Kevin almost grabbed her by the throat, but somewhere between her looking like Tris and being a killing machine, he held back. “What did you do?”
“Just told them the man who operated that roadhouse was part of a crew of Night Riders who raided this place on and off about twenty years ago. I have no idea how Nathan knew that, but they ate it up. From what I hear, it was a pretty bad raid. Lot of people were killed here. I guess Nathan figured you and Tris would be there, so he wanted to make sure they hit that one.”
“Wayne had nothing to do with that!” Kevin yelled.
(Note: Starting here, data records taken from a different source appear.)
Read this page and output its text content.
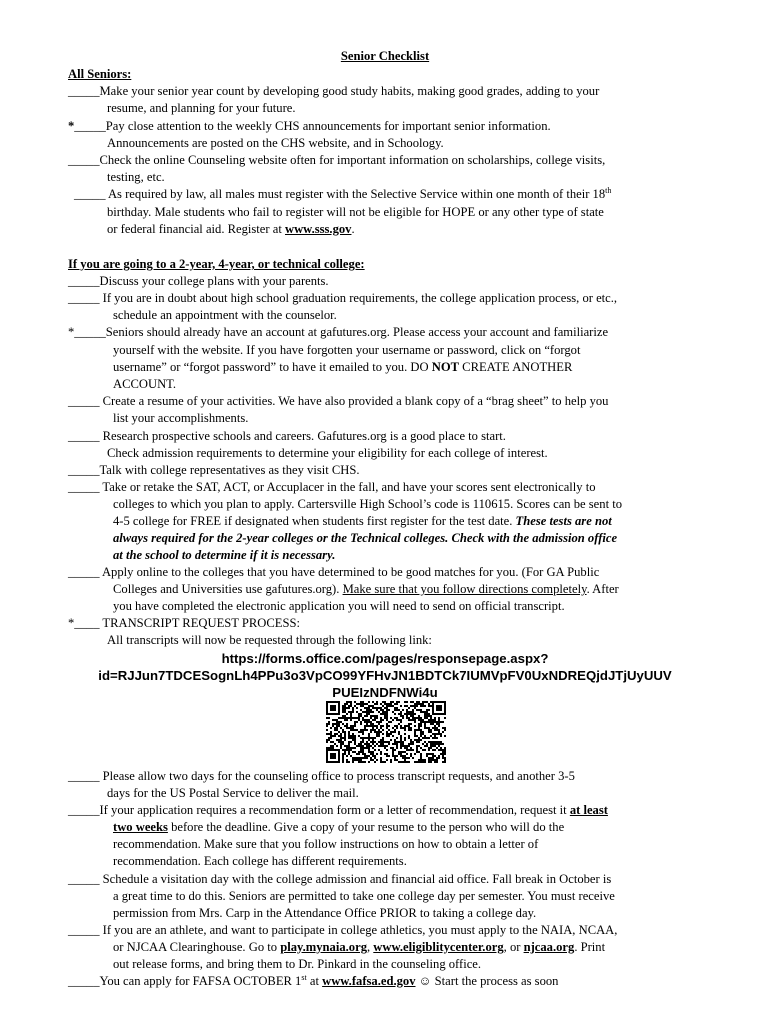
Senior Checklist
All Seniors:
_____Make your senior year count by developing good study habits, making good grades, adding to your
resume, and planning for your future.
*_____Pay close attention to the weekly CHS announcements for important senior information.
Announcements are posted on the CHS website, and in Schoology.
_____Check the online Counseling website often for important information on scholarships, college visits,
testing, etc.
_____ As required by law, all males must register with the Selective Service within one month of their 18th
birthday. Male students who fail to register will not be eligible for HOPE or any other type of state
or federal financial aid. Register at www.sss.gov.
If you are going to a 2-year, 4-year, or technical college:
_____Discuss your college plans with your parents.
_____ If you are in doubt about high school graduation requirements, the college application process, or etc.,
schedule an appointment with the counselor.
*_____Seniors should already have an account at gafutures.org. Please access your account and familiarize
yourself with the website. If you have forgotten your username or password, click on “forgot
username” or “forgot password” to have it emailed to you. DO NOT CREATE ANOTHER
ACCOUNT.
_____ Create a resume of your activities. We have also provided a blank copy of a “brag sheet” to help you
list your accomplishments.
_____ Research prospective schools and careers. Gafutures.org is a good place to start.
Check admission requirements to determine your eligibility for each college of interest.
_____Talk with college representatives as they visit CHS.
_____ Take or retake the SAT, ACT, or Accuplacer in the fall, and have your scores sent electronically to
colleges to which you plan to apply. Cartersville High School’s code is 110615. Scores can be sent to
4-5 college for FREE if designated when students first register for the test date. These tests are not
always required for the 2-year colleges or the Technical colleges. Check with the admission office
at the school to determine if it is necessary.
_____ Apply online to the colleges that you have determined to be good matches for you. (For GA Public
Colleges and Universities use gafutures.org). Make sure that you follow directions completely. After
you have completed the electronic application you will need to send on official transcript.
*____ TRANSCRIPT REQUEST PROCESS:
All transcripts will now be requested through the following link:
https://forms.office.com/pages/responsepage.aspx?
id=RJJun7TDCESognLh4PPu3o3VpCO99YFHvJN1BDTCk7IUMVpFV0UxNDREQjdJTjUyUUV
PUEIzNDFNWi4u
_____ Please allow two days for the counseling office to process transcript requests, and another 3-5
days for the US Postal Service to deliver the mail.
_____If your application requires a recommendation form or a letter of recommendation, request it at least
two weeks before the deadline. Give a copy of your resume to the person who will do the
recommendation. Make sure that you follow instructions on how to obtain a letter of
recommendation. Each college has different requirements.
_____ Schedule a visitation day with the college admission and financial aid office. Fall break in October is
a great time to do this. Seniors are permitted to take one college day per semester. You must receive
permission from Mrs. Carp in the Attendance Office PRIOR to taking a college day.
_____ If you are an athlete, and want to participate in college athletics, you must apply to the NAIA, NCAA,
or NJCAA Clearinghouse. Go to play.mynaia.org, www.eligiblitycenter.org, or njcaa.org. Print
out release forms, and bring them to Dr. Pinkard in the counseling office.
_____You can apply for FAFSA OCTOBER 1st at www.fafsa.ed.gov ☺ Start the process as soon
“In hindsight, I’m sure he didn’t. Everything that comes out of Nathan’s mouth is a lie.” She scowled. “Which brings me to the second piece of critical information. He didn’t bother to mention that he’d leave me stranded out here after my mission ended.”
“You couldn’t get yourself back?”
asked Neeley. “C-can I touch your breast? Never saw no android lookin’ so real.”
Snow smiled and thrust her chest forward. “Go right ahead. But I touch back.”
He recoiled.
Fitch snickered.
“I could go back,” said Snow, “but Nathan gave me a surprise parting gift.”
Kevin cringed. “Little bomb?”
“I-13-SEO. Subdermal explosive ordinance. That might’ve worked on Tris, but he forgot I’ve got a full spectrum wireless array. I jammed his detonation signal long enough to remove it. So, no. I’m not going back there. I’m a goddess out here. And don’t worry, sweetie.” She winked at Kevin. “I don’t really have any desire to hurt you or your girlfriend. In fact, leaving you both alive is about the biggest middle finger I can send to Nathan.”
Kevin blanched.
“Shit… Amarillo is… What is Agent-94?” Kevin tried to swallow saliva, but gulped down a mouthful of dust.
“The distribution phase of the pathogen that evolves into the bio weapon you people out here refer to as ‘The Virus.’ By now, everyone in that city is more than likely dead.” Snow started to wander off back to the one man who surprisingly still waited for her. “Look, for what it’s worth, I’m sorry. Most of the people in the Enclave have no idea what it’s really like out here. They think it’s all raiders, slaves, constant war, incest, murder, mutants, everything possible worst-case scenario. I’ve seen enough to reconfigure my outlook. Some of them don’t believe ridding the world of everyone and starting over is a good idea, but people like Nathan are making the big decisions.” She looked down at her boots, not moving for a minute or two. “I look like her because the man who designed us modeled our appearance over what he calculated she’d look like as an adult.”
Kevin blinked. “Her father? What happened to him?”
“I don’t have that data. During the design phase of the Persephone project, the girl was six years old.”